Russia to Send Japanese Billionaire Yusaku Maezawa to ISS

Russia on Wednesday will send Japanese billionaire Yusaku Maezawa to the International Space Station in a move marking Moscow’s return to the now booming space tourism business after a decade-long break.

One of Japan’s richest men, Maezawa, 46, will blast off from the Baikonur cosmodrome in Kazakhstan accompanied by his assistant Yozo Hirano.

On Sunday morning, their Soyuz spacecraft with a Japanese flag and an “MZ” logo for Maezawa’s name was moved onto the launch pad in unusually wet weather for Baikonur, an AFP journalist saw.

The mission will end a decade-long pause in Russia’s space tourism programme that has not accepted tourists since Canada’s Cirque du Soleil co-founder Guy Laliberte in 2009.

However, in a historic first, the Russian space agency Roscosmos in October sent actress Yulia Peresild and director Klim Shipenko to the ISS to film scenes for the first movie in orbit in an effort to beat a rival Hollywood project.

Maezawa’s launch comes at a challenging time for Russia as its space industry struggles to remain relevant and keep up with Western competitors in the modern space race.

Last year, the US company SpaceX of billionaire Elon Musk ended Russia’s monopoly on manned flights to the ISS after it delivered astronauts to the orbiting laboratory in its Crew Dragon capsule.

This, however, also freed up seats on Russia’s Soyuz rockets that were previously purchased by NASA allowing Moscow to accept fee-paying tourists like Maezawa.

Their three-seat Soyuz spacecraft will be piloted by Alexander Misurkin, a 44-year-old Russian cosmonaut who has already been on two missions to the ISS.

The pair will spend 12 days aboard the space station where they plan to document their journey for Maezawa’s YouTube channel with more than 750,000 subscribers.

The tycoon is the founder of Japan’s largest online fashion mall and the country’s 30th richest man, according to Forbes.

“I am almost crying because of my impressions, this is so impressive,” Maezawa said in late November after arriving at Baikonur for the final days of preparation.

Maezawa and Hirano have spent the past few months training at Star City, a town outside Moscow that has prepared generations of Soviet and Russian cosmonauts.  

‘Hardest training ever’

Maezawa said that training in the spinning chair “almost feels like torture”.

“It’s the hardest training ever done,” he tweeted in late November.

So far Russia has sent seven self-funded tourists to space in partnership with the US-based company Space Adventures. Maezawa and Hirano will be the first from Japan.

Maezawa’s launch comes at the end of a year that became a milestone for amateur space travel.

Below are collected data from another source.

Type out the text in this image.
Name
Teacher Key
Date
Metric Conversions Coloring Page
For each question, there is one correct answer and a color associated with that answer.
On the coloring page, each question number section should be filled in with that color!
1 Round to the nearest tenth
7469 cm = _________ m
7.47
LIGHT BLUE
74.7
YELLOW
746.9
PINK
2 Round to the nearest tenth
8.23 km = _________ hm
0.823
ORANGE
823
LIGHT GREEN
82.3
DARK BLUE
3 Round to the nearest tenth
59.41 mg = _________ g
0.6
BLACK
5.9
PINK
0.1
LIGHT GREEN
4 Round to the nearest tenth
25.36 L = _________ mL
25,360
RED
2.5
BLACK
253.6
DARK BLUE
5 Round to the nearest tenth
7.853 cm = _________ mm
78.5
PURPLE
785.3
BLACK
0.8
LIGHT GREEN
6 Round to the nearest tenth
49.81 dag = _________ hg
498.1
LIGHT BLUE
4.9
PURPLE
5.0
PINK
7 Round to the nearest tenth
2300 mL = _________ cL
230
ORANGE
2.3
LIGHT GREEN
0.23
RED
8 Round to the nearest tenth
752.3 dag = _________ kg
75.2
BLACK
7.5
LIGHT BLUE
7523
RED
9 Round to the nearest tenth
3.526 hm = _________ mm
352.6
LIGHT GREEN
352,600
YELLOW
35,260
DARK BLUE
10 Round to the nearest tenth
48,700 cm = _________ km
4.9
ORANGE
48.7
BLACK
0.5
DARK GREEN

In September, SpaceX operated a historic flight taking the first all-civilian crew on a three-day journey around the Earth’s orbit in a mission called Inspiration4.

Blue Origin, the company of Amazon founder Jeff Bezos, completed two missions beyond the Earth’s atmosphere. The passengers included 90-year-old Star Trek star William Shatner and Bezos himself.

Soon after, billionaire Richard Branson travelled aboard his Virgin Galactic spacecraft that also offered a few minutes of weightlessness before coming back to Earth.

Those journeys mark the beginning of space opening up for non-professionals with more launches announced for the future.

In 2023, SpaceX is planning to take eight amateur astronauts around the moon in a spaceflight that is bankrolled by Maezawa, who will also be onboard.

Russia has also said it will take more tourists to the ISS on future Soyuz launches and also plans to offer one of them a spacewalk.

For Russia, retaining its title of a top space nation is a matter of national pride stemming from its Soviet-era achievements amid rivalry with the United States.

The Soviets coined a number of firsts in space: the first satellite, first man in space, first woman in space, first spacewalk, to name just a few.

But in recent years Russia’s space programme has suffered setbacks, including corruption scandals and botched launches, and faced a cut in state funding.

The industry remains reliant on Soviet-designed technology and while new projects have been announced, such as a mission to Venus, their timeline and feasibility remain unclear.